How to get flour sand in Dune: Awakening | Sietch Watermaster

Brave the dunes to secure this valuable resource.
In the early stages, you'll rarely struggle to find the essentials in Dune: Awakening. Copper, fuel cells, and scrap metal are unexpectedly abundant throughout the wastes of Arrakis. Eventually, though, you'll need flour sand, a significantly trickier and riskier resource to gather.
The confusion generally kicks in when you try crafting silicone blocks, a useful refined material requiring five flour sand each. To obtain flour sand, you'll venture into sandworm-infested territory, making it advisable to have a vehicle like a sandbike handy, lest you end up worm food.
How to get flour sand in Dune: Awakening
Flour sand is harvested from white sand patches scattered across the dunes. They're tricky to identify at a distance, but you should watch for white smoke rising from the desert.


What flour sand looks like by day, and by night. (Image credit: Funcom)
Note that these unique sand deposits aren’t accessible in the Hagga Basin's starter area. You'll have to explore the second region, Vermillius Gap to the north, to locate them.

Before collecting flour sand, you must first craft a static compactor.

You unlock this iron-level schematic by completing the second Trial of Aql location, and crafting it requires ten iron ingots and seven EMF generators. Additionally, you'll need a power pack to operate the static compactor.
To collect flour sand, aim the static compactor at the ground and activate it to clump the flour sand. This process takes several seconds, but once finished, you'll easily gather the clumped sand.
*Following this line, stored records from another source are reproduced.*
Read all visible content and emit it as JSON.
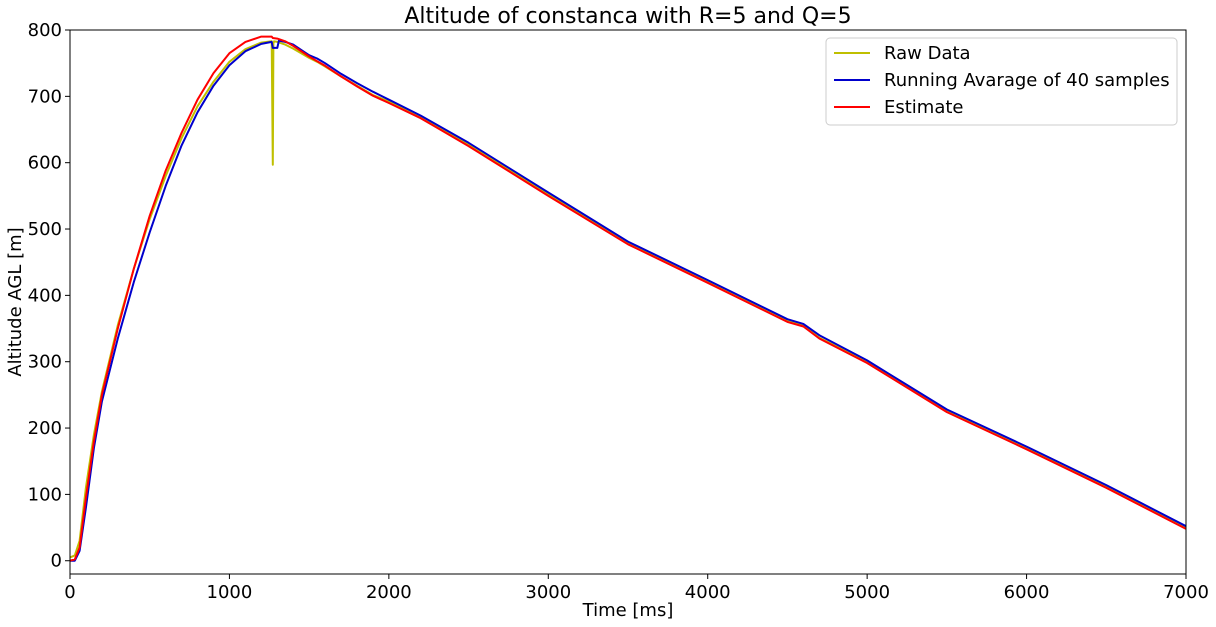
{
  "chart_data": {
    "type": "line",
    "title": "Altitude of constanca with R=5 and Q=5",
    "xlabel": "Time [ms]",
    "ylabel": "Altitude AGL [m]",
    "xlim": [
      0,
      7000
    ],
    "ylim": [
      -20,
      800
    ],
    "xticks": [
      0,
      1000,
      2000,
      3000,
      4000,
      5000,
      6000,
      7000
    ],
    "yticks": [
      0,
      100,
      200,
      300,
      400,
      500,
      600,
      700,
      800
    ],
    "grid": false,
    "legend_position": "top-right",
    "series": [
      {
        "name": "Raw Data",
        "color": "#bfbf00",
        "x": [
          0,
          30,
          60,
          100,
          150,
          200,
          300,
          400,
          500,
          600,
          700,
          800,
          900,
          1000,
          1100,
          1200,
          1265,
          1272,
          1276,
          1280,
          1300,
          1350,
          1400,
          1450,
          1500,
          1550,
          1600,
          1700,
          1800,
          1900,
          2000,
          2200,
          2500,
          3000,
          3500,
          4000,
          4500,
          4600,
          4700,
          5000,
          5500,
          6000,
          6500,
          7000
        ],
        "y": [
          5,
          8,
          30,
          110,
          190,
          255,
          355,
          440,
          515,
          580,
          637,
          685,
          722,
          752,
          771,
          781,
          783,
          597,
          780,
          783,
          782,
          778,
          772,
          765,
          758,
          752,
          745,
          730,
          716,
          702,
          692,
          668,
          627,
          553,
          479,
          421,
          362,
          355,
          336,
          300,
          226,
          170,
          112,
          50
        ]
      },
      {
        "name": "Running Avarage of 40 samples",
        "color": "#0000cc",
        "x": [
          0,
          30,
          60,
          100,
          150,
          200,
          300,
          400,
          500,
          600,
          700,
          800,
          900,
          1000,
          1100,
          1200,
          1265,
          1272,
          1300,
          1310,
          1350,
          1400,
          1450,
          1500,
          1550,
          1600,
          1700,
          1800,
          1900,
          2000,
          2200,
          2500,
          3000,
          3500,
          4000,
          4500,
          4600,
          4700,
          5000,
          5500,
          6000,
          6500,
          7000
        ],
        "y": [
          0,
          0,
          15,
          80,
          170,
          240,
          335,
          420,
          495,
          565,
          626,
          676,
          716,
          747,
          768,
          779,
          782,
          773,
          773,
          784,
          782,
          778,
          770,
          762,
          757,
          750,
          734,
          720,
          707,
          695,
          671,
          630,
          555,
          481,
          423,
          364,
          357,
          340,
          302,
          228,
          172,
          114,
          52
        ]
      },
      {
        "name": "Estimate",
        "color": "#ff0000",
        "x": [
          0,
          30,
          60,
          100,
          150,
          200,
          300,
          400,
          500,
          600,
          700,
          800,
          900,
          1000,
          1100,
          1200,
          1265,
          1272,
          1300,
          1350,
          1400,
          1450,
          1500,
          1550,
          1600,
          1700,
          1800,
          1900,
          2000,
          2200,
          2500,
          3000,
          3500,
          4000,
          4500,
          4600,
          4700,
          5000,
          5500,
          6000,
          6500,
          7000
        ],
        "y": [
          0,
          2,
          20,
          95,
          180,
          250,
          350,
          440,
          520,
          588,
          645,
          695,
          735,
          765,
          782,
          790,
          790,
          788,
          787,
          783,
          776,
          768,
          760,
          753,
          746,
          730,
          715,
          701,
          690,
          667,
          625,
          550,
          477,
          419,
          360,
          353,
          335,
          298,
          224,
          168,
          110,
          48
        ]
      }
    ]
  }
}
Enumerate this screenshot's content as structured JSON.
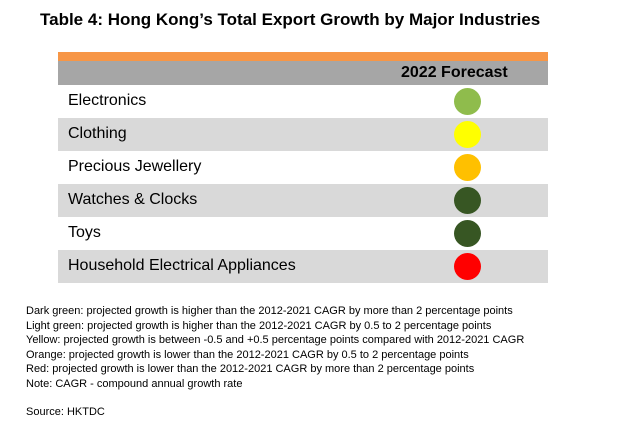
{
  "title": "Table 4: Hong Kong’s Total Export Growth by Major Industries",
  "table": {
    "accent_color": "#f79646",
    "header_color": "#a6a6a6",
    "column_header": "2022 Forecast",
    "rows": [
      {
        "industry": "Electronics",
        "status": "light-green",
        "color": "#8fbc4c",
        "shaded": false
      },
      {
        "industry": "Clothing",
        "status": "yellow",
        "color": "#ffff00",
        "shaded": true
      },
      {
        "industry": "Precious Jewellery",
        "status": "orange",
        "color": "#ffc000",
        "shaded": false
      },
      {
        "industry": "Watches & Clocks",
        "status": "dark-green",
        "color": "#375623",
        "shaded": true
      },
      {
        "industry": "Toys",
        "status": "dark-green",
        "color": "#375623",
        "shaded": false
      },
      {
        "industry": "Household Electrical Appliances",
        "status": "red",
        "color": "#ff0000",
        "shaded": true
      }
    ]
  },
  "notes": [
    "Dark green: projected growth is higher than the 2012-2021 CAGR by more than 2 percentage points",
    "Light green: projected growth is higher than the 2012-2021 CAGR by 0.5 to 2 percentage points",
    "Yellow: projected growth is between -0.5 and +0.5 percentage points compared with 2012-2021 CAGR",
    "Orange: projected growth is lower than the 2012-2021 CAGR by 0.5 to 2 percentage points",
    "Red: projected growth is lower than the 2012-2021 CAGR by more than 2 percentage points",
    "Note: CAGR - compound annual growth rate"
  ],
  "source": "Source: HKTDC"
}
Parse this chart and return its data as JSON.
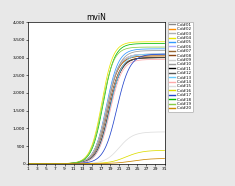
{
  "title": "mviN",
  "x_ticks": [
    1,
    3,
    5,
    7,
    9,
    11,
    13,
    15,
    17,
    19,
    21,
    23,
    25,
    27,
    29,
    31
  ],
  "xlim": [
    1,
    31
  ],
  "ylim": [
    0,
    4000
  ],
  "yticks": [
    0,
    500,
    1000,
    1500,
    2000,
    2500,
    3000,
    3500,
    4000
  ],
  "ytick_labels": [
    "0",
    "500",
    "1,000",
    "1,500",
    "2,000",
    "2,500",
    "3,000",
    "3,500",
    "4,000"
  ],
  "series": [
    {
      "name": "C.d#01",
      "color": "#888888",
      "shift": 18.2,
      "max": 3100,
      "steep": 0.75
    },
    {
      "name": "C.d#02",
      "color": "#ff8c00",
      "shift": 18.2,
      "max": 3050,
      "steep": 0.75
    },
    {
      "name": "C.d#03",
      "color": "#b0b0b0",
      "shift": 18.2,
      "max": 3100,
      "steep": 0.75
    },
    {
      "name": "C.d#04",
      "color": "#e8e800",
      "shift": 17.2,
      "max": 3450,
      "steep": 0.8
    },
    {
      "name": "C.d#05",
      "color": "#3399ff",
      "shift": 18.2,
      "max": 3250,
      "steep": 0.75
    },
    {
      "name": "C.d#06",
      "color": "#aaaaff",
      "shift": 18.2,
      "max": 3100,
      "steep": 0.75
    },
    {
      "name": "C.d#07",
      "color": "#996633",
      "shift": 18.2,
      "max": 3050,
      "steep": 0.75
    },
    {
      "name": "C.d#08",
      "color": "#8B4513",
      "shift": 18.5,
      "max": 3000,
      "steep": 0.75
    },
    {
      "name": "C.d#09",
      "color": "#cccccc",
      "shift": 18.2,
      "max": 3100,
      "steep": 0.75
    },
    {
      "name": "C.d#10",
      "color": "#999999",
      "shift": 18.5,
      "max": 3200,
      "steep": 0.75
    },
    {
      "name": "C.d#11",
      "color": "#000000",
      "shift": 18.8,
      "max": 3000,
      "steep": 0.75
    },
    {
      "name": "C.d#12",
      "color": "#555555",
      "shift": 18.8,
      "max": 3000,
      "steep": 0.75
    },
    {
      "name": "C.d#13",
      "color": "#66ccff",
      "shift": 19.0,
      "max": 3100,
      "steep": 0.75
    },
    {
      "name": "C.d#14",
      "color": "#ffaaaa",
      "shift": 19.0,
      "max": 2950,
      "steep": 0.75
    },
    {
      "name": "C.d#15",
      "color": "#dddddd",
      "shift": 21.0,
      "max": 900,
      "steep": 0.65
    },
    {
      "name": "C.d#16",
      "color": "#dddd00",
      "shift": 22.5,
      "max": 380,
      "steep": 0.55
    },
    {
      "name": "C.d#17",
      "color": "#2244cc",
      "shift": 20.5,
      "max": 3100,
      "steep": 0.7
    },
    {
      "name": "C.d#18",
      "color": "#00bb00",
      "shift": 17.5,
      "max": 3400,
      "steep": 0.8
    },
    {
      "name": "C.d#19",
      "color": "#88cc44",
      "shift": 17.3,
      "max": 3300,
      "steep": 0.8
    },
    {
      "name": "C.d#20",
      "color": "#cc8800",
      "shift": 24.0,
      "max": 150,
      "steep": 0.5
    }
  ],
  "bg_color": "#e8e8e8",
  "plot_bg": "#ffffff"
}
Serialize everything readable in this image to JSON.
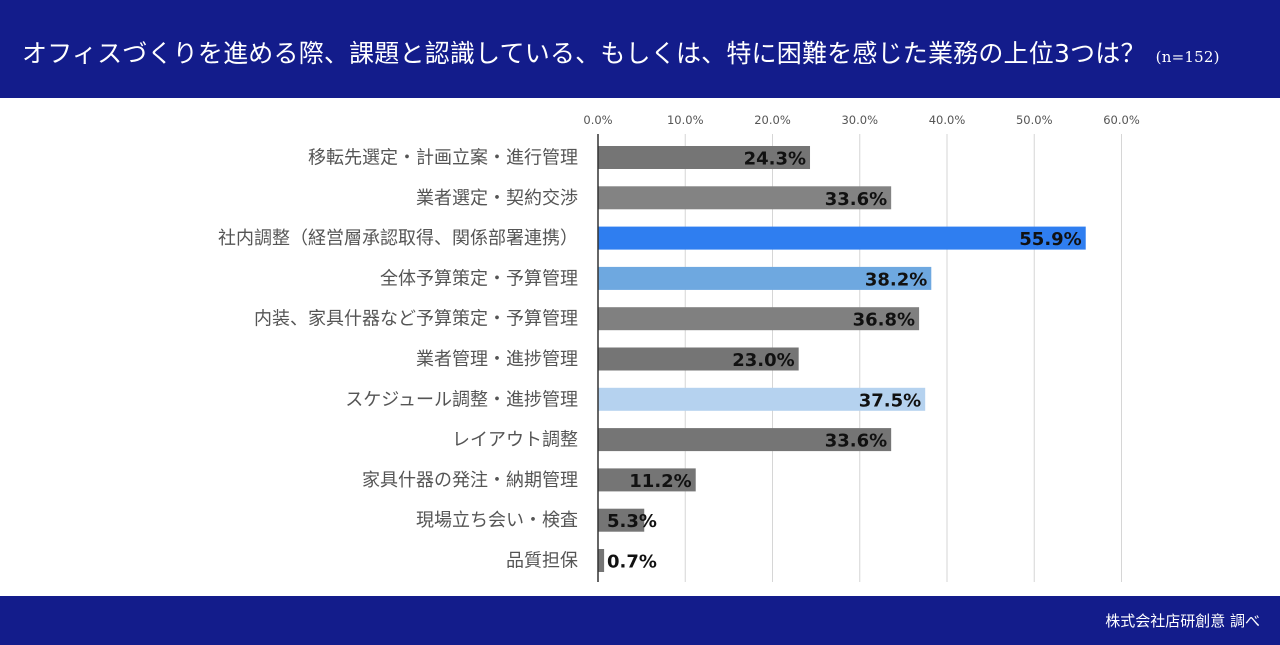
{
  "header": {
    "title": "オフィスづくりを進める際、課題と認識している、もしくは、特に困難を感じた業務の上位3つは？",
    "sample": "(n=152)"
  },
  "footer": {
    "source": "株式会社店研創意 調べ"
  },
  "chart_data": {
    "type": "bar",
    "orientation": "horizontal",
    "xlim": [
      0,
      60
    ],
    "x_ticks": [
      "0.0%",
      "10.0%",
      "20.0%",
      "30.0%",
      "40.0%",
      "50.0%",
      "60.0%"
    ],
    "x_tick_values": [
      0,
      10,
      20,
      30,
      40,
      50,
      60
    ],
    "grid": true,
    "categories": [
      "移転先選定・計画立案・進行管理",
      "業者選定・契約交渉",
      "社内調整（経営層承認取得、関係部署連携）",
      "全体予算策定・予算管理",
      "内装、家具什器など予算策定・予算管理",
      "業者管理・進捗管理",
      "スケジュール調整・進捗管理",
      "レイアウト調整",
      "家具什器の発注・納期管理",
      "現場立ち会い・検査",
      "品質担保"
    ],
    "values": [
      24.3,
      33.6,
      55.9,
      38.2,
      36.8,
      23.0,
      37.5,
      33.6,
      11.2,
      5.3,
      0.7
    ],
    "value_labels": [
      "24.3%",
      "33.6%",
      "55.9%",
      "38.2%",
      "36.8%",
      "23.0%",
      "37.5%",
      "33.6%",
      "11.2%",
      "5.3%",
      "0.7%"
    ],
    "colors": [
      "#757575",
      "#838383",
      "#2f7ef0",
      "#6ea8e0",
      "#808080",
      "#757575",
      "#b5d2ef",
      "#757575",
      "#757575",
      "#757575",
      "#757575"
    ]
  }
}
Make sure the user interface says to "TAKE" flour sand. If the user interface button says "harvest" it means you're ignoring the big pile of flour sand and just harvesting it by hand. (Image credit: Funcom)
Much like spice sand, flour sand patches often appear openly across dunes, leaving you exposed to both hostile players and sandworms. Although it's possible to traverse the desert on foot for flour sand, it's far wiser to use a vehicle. Additionally, you might want to discard gadgets that agitate sandworms, such as suspensor fields, and store safely any items you wouldn't want lost inside a worm's gullet.